Organizational Sentencing Guidelines can result in massive fines to public corporations. According to the Guidelines, any organization is liable to sentencing, fines and probation for federal offenses including FCPA violations which may be inclusive of bribery, money laundering, conspiracy and mail and wire fraud. An organization operates through its managers and therefore is liable for the offenses committed by them. The base level of fines is up to $ 72.5 Million and the level is liable to be increased substantially so that the maximum fine may reach $ 290 million and higher in some cases.

However, companies that have proven an effective compliance program often have fines reduced substantially. Compliance programs include a Code of Conduct that is inclusive of FCPA provision, oversight by high-level personnel (executive-level), due diligence and care upon selection of foreign consultants, a comprehensive training program, auditing and monitoring of internal controls with results reported to the Audit Committee, and enforcement of discipline.

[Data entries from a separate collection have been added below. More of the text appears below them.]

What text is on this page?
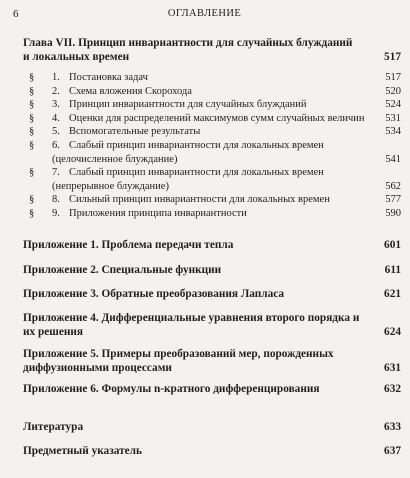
6	ОГЛАВЛЕНИЕ
Глава VII. Принцип инвариантности для случайных блужданий и локальных времен	517
§ 1. Постановка задач	517
§ 2. Схема вложения Скорохода	520
§ 3. Принцип инвариантности для случайных блужданий	524
§ 4. Оценки для распределений максимумов сумм случайных величин 531
§ 5. Вспомогательные результаты	534
§ 6. Слабый принцип инвариантности для локальных времен (целочисленное блуждание)	541
§ 7. Слабый принцип инвариантности для локальных времен (непрерывное блуждание)	562
§ 8. Сильный принцип инвариантности для локальных времен	577
§ 9. Приложения принципа инвариантности	590
Приложение 1. Проблема передачи тепла	601
Приложение 2. Специальные функции	611
Приложение 3. Обратные преобразования Лапласа	621
Приложение 4. Дифференциальные уравнения второго порядка и их решения	624
Приложение 5. Примеры преобразований мер, порожденных диффузионными процессами	631
Приложение 6. Формулы n-кратного дифференцирования	632
Литература	633
Предметный указатель	637
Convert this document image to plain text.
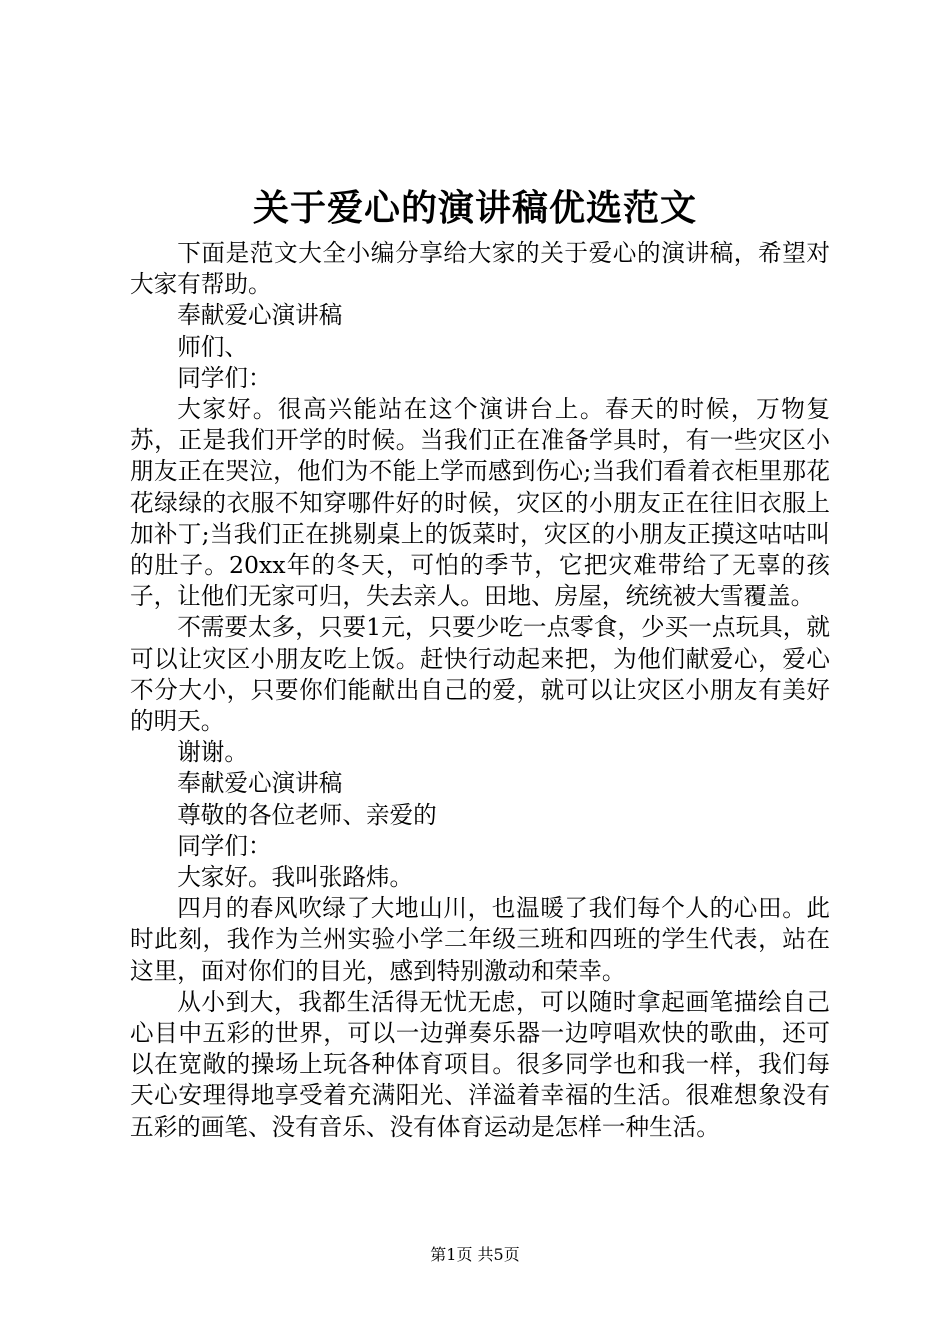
关于爱心的演讲稿优选范文

下面是范文大全小编分享给大家的关于爱心的演讲稿，希望对大家有帮助。

奉献爱心演讲稿

师们、

同学们：

大家好。很高兴能站在这个演讲台上。春天的时候，万物复苏，正是我们开学的时候。当我们正在准备学具时，有一些灾区小朋友正在哭泣，他们为不能上学而感到伤心;当我们看着衣柜里那花花绿绿的衣服不知穿哪件好的时候，灾区的小朋友正在往旧衣服上加补丁;当我们正在挑剔桌上的饭菜时，灾区的小朋友正摸这咕咕叫的肚子。20xx年的冬天，可怕的季节，它把灾难带给了无辜的孩子，让他们无家可归，失去亲人。田地、房屋，统统被大雪覆盖。

不需要太多，只要1元，只要少吃一点零食，少买一点玩具，就可以让灾区小朋友吃上饭。赶快行动起来把，为他们献爱心，爱心不分大小，只要你们能献出自己的爱，就可以让灾区小朋友有美好的明天。

谢谢。

奉献爱心演讲稿

尊敬的各位老师、亲爱的

同学们：

大家好。我叫张路炜。

四月的春风吹绿了大地山川，也温暖了我们每个人的心田。此时此刻，我作为兰州实验小学二年级三班和四班的学生代表，站在这里，面对你们的目光，感到特别激动和荣幸。

从小到大，我都生活得无忧无虑，可以随时拿起画笔描绘自己心目中五彩的世界，可以一边弹奏乐器一边哼唱欢快的歌曲，还可以在宽敞的操场上玩各种体育项目。很多同学也和我一样，我们每天心安理得地享受着充满阳光、洋溢着幸福的生活。很难想象没有五彩的画笔、没有音乐、没有体育运动是怎样一种生活。

第1页 共5页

Companies considering mergers and acquisitions need to determine if the target corporation has an FCPA compliance program. A large proposed merger could be thwarted at the last minute if there arise disclosure issues regarding payments that may violate the FCPA. Failure to adhere to FCPA laws can have significant costs. Inaccurate recording of FCPA payments violate the Exchange Act as well. Independent of prudence required for FCPA purposes, an effective compliance program is mandated by the Sarbanes-Oxley Act of 2002, which requires that public companies implement a system of effective disclosure controls and procedures and a functional code of ethics.

Conclusion
It?s interesting that no materiality standard exists under the FCPA. Therefore there is no de minimis level of payment of value that falls under the standard. Formation of an entity, promise of credit or provision of equity interests all create monetary consideration at any level. Consultants need to provide adequate representations about the detail of monies that will flow through them as conduits. A questionnaire is often advised to obtain the due diligence necessary to deal with a foreign consultant. Assignment of consultant fees should be prohibited.

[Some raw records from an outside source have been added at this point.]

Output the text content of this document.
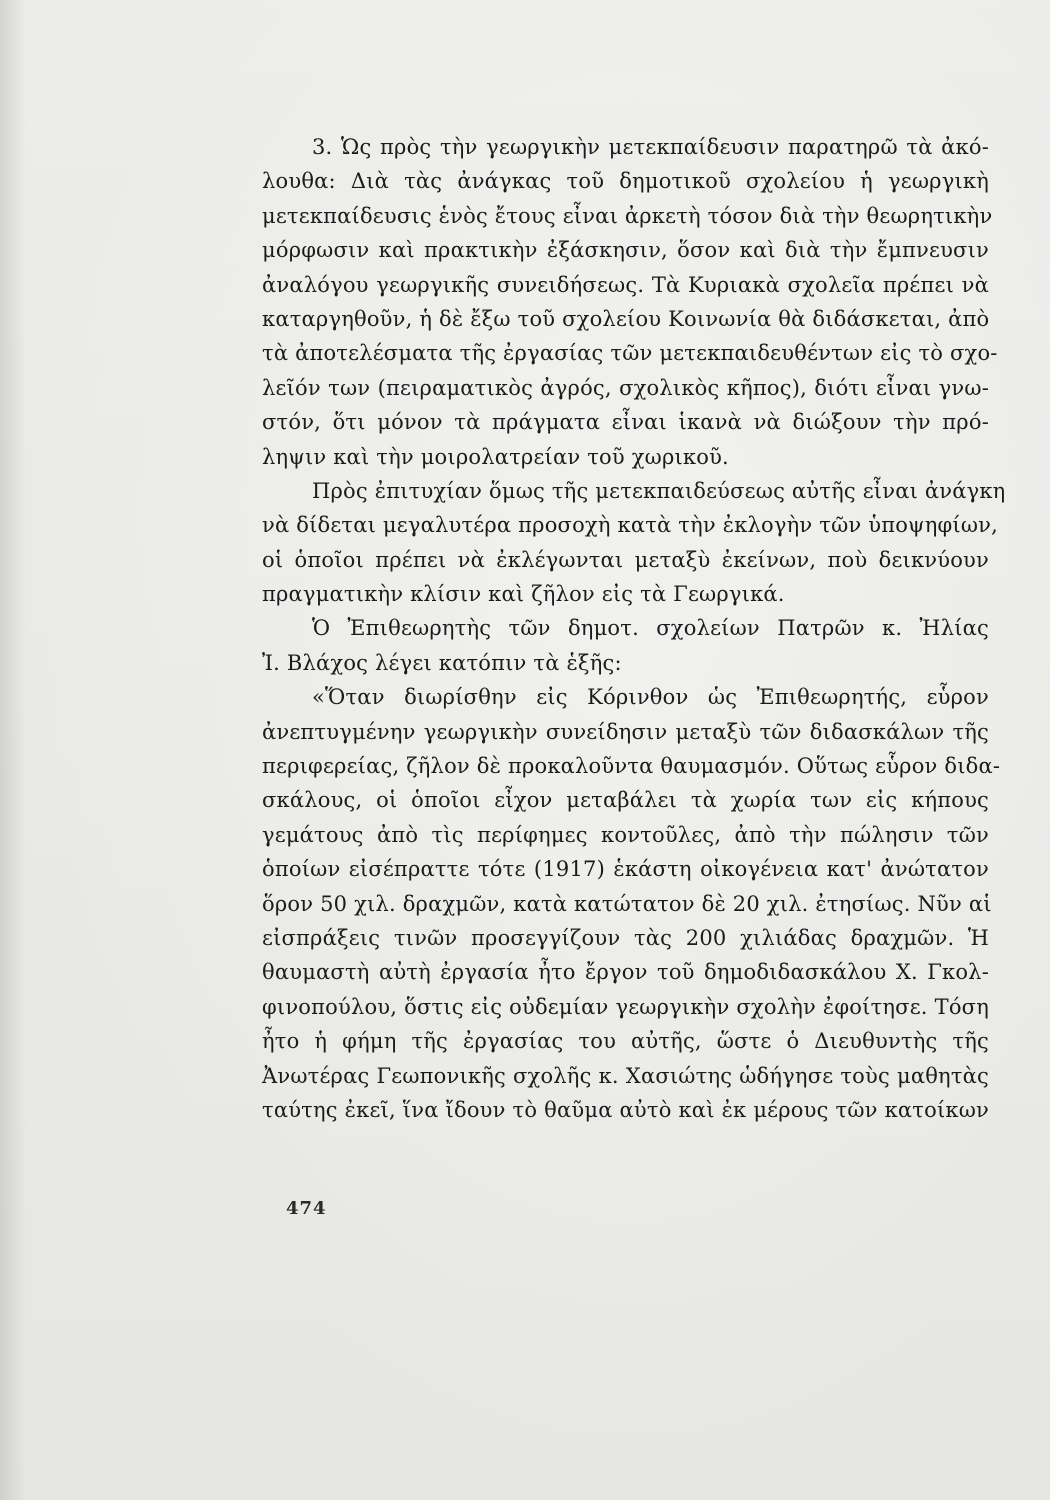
3. Ὡς πρὸς τὴν γεωργικὴν μετεκπαίδευσιν παρατηρῶ τὰ ἀκό-
λουθα: Διὰ τὰς ἀνάγκας τοῦ δημοτικοῦ σχολείου ἡ γεωργικὴ
μετεκπαίδευσις ἑνὸς ἔτους εἶναι ἀρκετὴ τόσον διὰ τὴν θεωρητικὴν
μόρφωσιν καὶ πρακτικὴν ἐξάσκησιν, ὅσον καὶ διὰ τὴν ἔμπνευσιν
ἀναλόγου γεωργικῆς συνειδήσεως. Τὰ Κυριακὰ σχολεῖα πρέπει νὰ
καταργηθοῦν, ἡ δὲ ἔξω τοῦ σχολείου Κοινωνία θὰ διδάσκεται, ἀπὸ
τὰ ἀποτελέσματα τῆς ἐργασίας τῶν μετεκπαιδευθέντων εἰς τὸ σχο-
λεῖόν των (πειραματικὸς ἀγρός, σχολικὸς κῆπος), διότι εἶναι γνω-
στόν, ὅτι μόνον τὰ πράγματα εἶναι ἱκανὰ νὰ διώξουν τὴν πρό-
ληψιν καὶ τὴν μοιρολατρείαν τοῦ χωρικοῦ.
Πρὸς ἐπιτυχίαν ὅμως τῆς μετεκπαιδεύσεως αὐτῆς εἶναι ἀνάγκη
νὰ δίδεται μεγαλυτέρα προσοχὴ κατὰ τὴν ἐκλογὴν τῶν ὑποψηφίων,
οἱ ὁποῖοι πρέπει νὰ ἐκλέγωνται μεταξὺ ἐκείνων, ποὺ δεικνύουν
πραγματικὴν κλίσιν καὶ ζῆλον εἰς τὰ Γεωργικά.
Ὁ Ἐπιθεωρητὴς τῶν δημοτ. σχολείων Πατρῶν κ. Ἠλίας
Ἰ. Βλάχος λέγει κατόπιν τὰ ἑξῆς:
«Ὅταν διωρίσθην εἰς Κόρινθον ὡς Ἐπιθεωρητής, εὗρον
ἀνεπτυγμένην γεωργικὴν συνείδησιν μεταξὺ τῶν διδασκάλων τῆς
περιφερείας, ζῆλον δὲ προκαλοῦντα θαυμασμόν. Οὕτως εὗρον διδα-
σκάλους, οἱ ὁποῖοι εἶχον μεταβάλει τὰ χωρία των εἰς κήπους
γεμάτους ἀπὸ τὶς περίφημες κοντοῦλες, ἀπὸ τὴν πώλησιν τῶν
ὁποίων εἰσέπραττε τότε (1917) ἑκάστη οἰκογένεια κατ' ἀνώτατον
ὅρον 50 χιλ. δραχμῶν, κατὰ κατώτατον δὲ 20 χιλ. ἐτησίως. Νῦν αἱ
εἰσπράξεις τινῶν προσεγγίζουν τὰς 200 χιλιάδας δραχμῶν. Ἡ
θαυμαστὴ αὐτὴ ἐργασία ἦτο ἔργον τοῦ δημοδιδασκάλου Χ. Γκολ-
φινοπούλου, ὅστις εἰς οὐδεμίαν γεωργικὴν σχολὴν ἐφοίτησε. Τόση
ἦτο ἡ φήμη τῆς ἐργασίας του αὐτῆς, ὥστε ὁ Διευθυντὴς τῆς
Ἀνωτέρας Γεωπονικῆς σχολῆς κ. Χασιώτης ὡδήγησε τοὺς μαθητὰς
ταύτης ἐκεῖ, ἵνα ἴδουν τὸ θαῦμα αὐτὸ καὶ ἐκ μέρους τῶν κατοίκων
474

In summary, a team needs to be created to guide a corporation through implementation of the FCPA compliance process. Sarbanes-Oxley types of controls need to be established at a variety of levels. A clear corporate policy with assignment of responsibility with a senior information or compliance officer is required, initial and annual training of appropriate personnel is essential, anti-bribery clauses need to be in all foreign consulting contracts, and sub-certifications of internal controls need to be addressed quarterly particularly in foreign subsidiaries after the compliance program is initiated. FCPA violations can have severe impact on publicly-held corporations in addition to civil and criminal penalties. FCPA violators can be barred from federal purchases and contracts, and adverse public relations including derivative lawsuits could be the consequences of a no-action policy.